Claude 2.1では、指定されたタスクを一貫して処理するために、ユーザが Claude への指示をカスタマイズできるシステムプロンプトを導入しています。このチューニング機能は、Claude がユーザのニーズに合わせてパフォーマンスを調整するのに役立つ。

Claude 2.1では、長く複雑なドキュメントの要約と理解が大幅に改善された。Anthropic のテストでは、不正解が30%減少し、文書からの不正確な結論の割合が3-4倍減少した。

Image credit: Anthropic

開発者はまた、Claude が使用するツールのセットを定義することができ、モデルはタスクを完了するために必要なツールを決定する。複雑な数値推論のための電卓の使用から、データベースの検索やウェブ検索APIの使用による質問への回答まで、想定される用途は多岐にわたる。

企業にとって、これらのアップグレードは新たなユースケースと価値の解放を約束する。Claude 2.1は、リリースノート作成や規制分析のようなプロセスを自動化するために、エンジニアリング仕様書、財務書類、ユーザマニュアルのような長い入力を確実に解析できるようになりました。

拡張されたコンテキストウィンドウとツールの連携は、Claude が主要なテーマを要約し、改善を提案するために広範な製品フィードバックをアップロードするような、顧客のための新しいセルフサービス能力を開く。

自然言語 AI を導入しているどの組織にとっても、Claude の精度と誠実さの向上は、より大きな自信につながるはずだ。以前のバージョンと比較して、複雑な企業タスクで具体的に強い精度を示した。

エンタープライズ AI への影響

ChatGPT が OpenAI の年商を数十億米ドルも稼ぐ中、Anthropic はより優れた精度と安全性を誇るモデルでその需要の一部を吸い上げようとしているのは間違いない。そして、今回の騒動で、企業は OpenAI の安定性を疑っているかもしれない。

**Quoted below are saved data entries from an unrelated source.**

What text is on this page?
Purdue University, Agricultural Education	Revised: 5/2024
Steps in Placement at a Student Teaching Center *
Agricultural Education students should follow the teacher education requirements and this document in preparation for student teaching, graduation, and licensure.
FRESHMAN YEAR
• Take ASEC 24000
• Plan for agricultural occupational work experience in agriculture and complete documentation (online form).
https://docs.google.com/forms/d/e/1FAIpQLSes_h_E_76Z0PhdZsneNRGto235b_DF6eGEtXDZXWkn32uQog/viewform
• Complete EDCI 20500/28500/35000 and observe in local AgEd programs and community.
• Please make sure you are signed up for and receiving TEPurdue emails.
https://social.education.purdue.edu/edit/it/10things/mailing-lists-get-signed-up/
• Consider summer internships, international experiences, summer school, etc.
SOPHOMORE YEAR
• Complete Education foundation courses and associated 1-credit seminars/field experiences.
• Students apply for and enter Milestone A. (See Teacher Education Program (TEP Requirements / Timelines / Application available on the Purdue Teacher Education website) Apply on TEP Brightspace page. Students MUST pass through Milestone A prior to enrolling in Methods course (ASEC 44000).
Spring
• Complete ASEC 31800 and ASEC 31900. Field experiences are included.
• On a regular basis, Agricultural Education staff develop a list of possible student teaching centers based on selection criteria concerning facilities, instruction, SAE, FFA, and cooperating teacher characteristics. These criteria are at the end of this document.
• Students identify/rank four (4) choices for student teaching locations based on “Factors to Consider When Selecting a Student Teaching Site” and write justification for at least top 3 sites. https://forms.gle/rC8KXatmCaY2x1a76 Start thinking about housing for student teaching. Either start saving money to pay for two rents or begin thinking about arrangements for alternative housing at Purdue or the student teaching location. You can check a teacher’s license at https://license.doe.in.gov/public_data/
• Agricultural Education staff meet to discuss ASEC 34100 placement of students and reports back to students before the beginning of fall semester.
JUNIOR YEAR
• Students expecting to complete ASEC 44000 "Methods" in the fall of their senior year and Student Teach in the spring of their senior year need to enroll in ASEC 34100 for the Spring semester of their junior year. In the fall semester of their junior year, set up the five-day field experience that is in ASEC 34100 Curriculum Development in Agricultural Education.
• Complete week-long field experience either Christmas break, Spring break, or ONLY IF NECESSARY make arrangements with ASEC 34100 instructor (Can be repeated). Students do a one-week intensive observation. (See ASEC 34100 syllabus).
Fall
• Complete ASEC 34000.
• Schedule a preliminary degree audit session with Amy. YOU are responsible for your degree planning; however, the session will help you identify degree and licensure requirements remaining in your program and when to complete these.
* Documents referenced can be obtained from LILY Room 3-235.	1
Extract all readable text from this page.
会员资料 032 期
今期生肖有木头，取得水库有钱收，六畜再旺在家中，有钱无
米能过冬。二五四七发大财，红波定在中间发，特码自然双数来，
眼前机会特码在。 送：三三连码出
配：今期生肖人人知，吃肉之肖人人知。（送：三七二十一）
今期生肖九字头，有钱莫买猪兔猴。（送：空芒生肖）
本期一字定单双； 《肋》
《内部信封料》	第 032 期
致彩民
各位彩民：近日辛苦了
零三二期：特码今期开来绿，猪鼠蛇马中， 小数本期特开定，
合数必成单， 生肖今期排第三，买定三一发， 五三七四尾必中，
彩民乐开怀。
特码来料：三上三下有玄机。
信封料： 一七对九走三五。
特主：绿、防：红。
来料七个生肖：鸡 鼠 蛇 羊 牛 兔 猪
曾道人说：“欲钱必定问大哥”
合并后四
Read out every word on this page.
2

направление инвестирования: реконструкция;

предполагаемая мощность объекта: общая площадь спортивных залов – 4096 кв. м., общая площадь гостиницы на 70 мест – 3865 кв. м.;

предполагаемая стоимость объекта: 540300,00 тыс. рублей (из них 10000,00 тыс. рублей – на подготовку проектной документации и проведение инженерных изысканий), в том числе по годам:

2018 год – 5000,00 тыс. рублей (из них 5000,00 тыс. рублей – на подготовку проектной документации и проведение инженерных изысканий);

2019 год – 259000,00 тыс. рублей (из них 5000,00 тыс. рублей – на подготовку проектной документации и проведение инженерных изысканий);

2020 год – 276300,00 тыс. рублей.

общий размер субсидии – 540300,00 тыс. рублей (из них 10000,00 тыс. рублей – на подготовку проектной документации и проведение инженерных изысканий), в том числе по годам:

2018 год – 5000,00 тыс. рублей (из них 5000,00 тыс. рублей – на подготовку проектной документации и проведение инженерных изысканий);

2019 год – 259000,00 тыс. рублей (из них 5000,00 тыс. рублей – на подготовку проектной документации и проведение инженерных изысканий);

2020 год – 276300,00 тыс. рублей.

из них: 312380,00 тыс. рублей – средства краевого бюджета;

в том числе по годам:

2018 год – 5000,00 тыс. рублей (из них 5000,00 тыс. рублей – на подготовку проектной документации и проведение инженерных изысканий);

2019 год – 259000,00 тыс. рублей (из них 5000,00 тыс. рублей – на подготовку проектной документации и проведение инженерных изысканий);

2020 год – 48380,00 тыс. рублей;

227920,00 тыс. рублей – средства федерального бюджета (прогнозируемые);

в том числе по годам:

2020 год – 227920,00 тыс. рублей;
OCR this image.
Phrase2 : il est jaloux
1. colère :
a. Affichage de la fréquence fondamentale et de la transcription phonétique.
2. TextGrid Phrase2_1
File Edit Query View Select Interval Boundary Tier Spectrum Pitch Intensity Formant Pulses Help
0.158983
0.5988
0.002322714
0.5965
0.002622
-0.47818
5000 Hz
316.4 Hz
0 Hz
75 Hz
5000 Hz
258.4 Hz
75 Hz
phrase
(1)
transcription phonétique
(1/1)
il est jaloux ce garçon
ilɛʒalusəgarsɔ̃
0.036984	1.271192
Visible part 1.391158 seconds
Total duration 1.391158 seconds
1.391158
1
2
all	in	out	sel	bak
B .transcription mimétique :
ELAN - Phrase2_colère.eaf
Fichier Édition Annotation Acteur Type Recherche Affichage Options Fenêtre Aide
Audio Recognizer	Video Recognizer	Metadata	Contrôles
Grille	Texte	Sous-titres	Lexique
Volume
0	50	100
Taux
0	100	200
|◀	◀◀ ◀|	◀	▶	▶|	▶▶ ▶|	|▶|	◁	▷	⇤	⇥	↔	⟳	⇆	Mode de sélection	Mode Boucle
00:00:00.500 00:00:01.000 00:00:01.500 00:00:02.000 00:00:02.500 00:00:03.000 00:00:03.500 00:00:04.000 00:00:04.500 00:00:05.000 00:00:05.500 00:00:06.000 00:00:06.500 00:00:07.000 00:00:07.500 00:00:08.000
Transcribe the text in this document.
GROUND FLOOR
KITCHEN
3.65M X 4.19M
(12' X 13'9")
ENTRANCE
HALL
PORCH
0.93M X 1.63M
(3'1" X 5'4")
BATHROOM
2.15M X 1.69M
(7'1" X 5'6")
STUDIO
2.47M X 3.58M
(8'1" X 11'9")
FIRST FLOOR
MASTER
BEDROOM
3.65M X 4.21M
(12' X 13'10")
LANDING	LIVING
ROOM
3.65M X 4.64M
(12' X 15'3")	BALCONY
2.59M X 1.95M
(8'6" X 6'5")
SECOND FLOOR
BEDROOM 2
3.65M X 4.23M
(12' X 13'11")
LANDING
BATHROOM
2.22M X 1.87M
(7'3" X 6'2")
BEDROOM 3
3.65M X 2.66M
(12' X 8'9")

Claude 2.1のローンチは AI 軍拡競争をエスカレートさせる。Anthropic は、OpenAI の混乱と、この急成長分野で覇権を争う Google や Microsoft のようなテック大手との競争激化の中で、リーダーとしての主張を貫いている。

Anthropic にとって、今回のリリースはこれ以上ないタイミングだ。主要競合が混乱している今、企業が自然言語 AI を業務に連携する際、より信頼できる選択肢を顧客に売り込むことができる。今後数カ月で、企業がこの餌に乗るかどうかが決まるだろう。しかし今のところ、Anthropic は OpenAI の不運をうまく利用できる立場にあるようだ。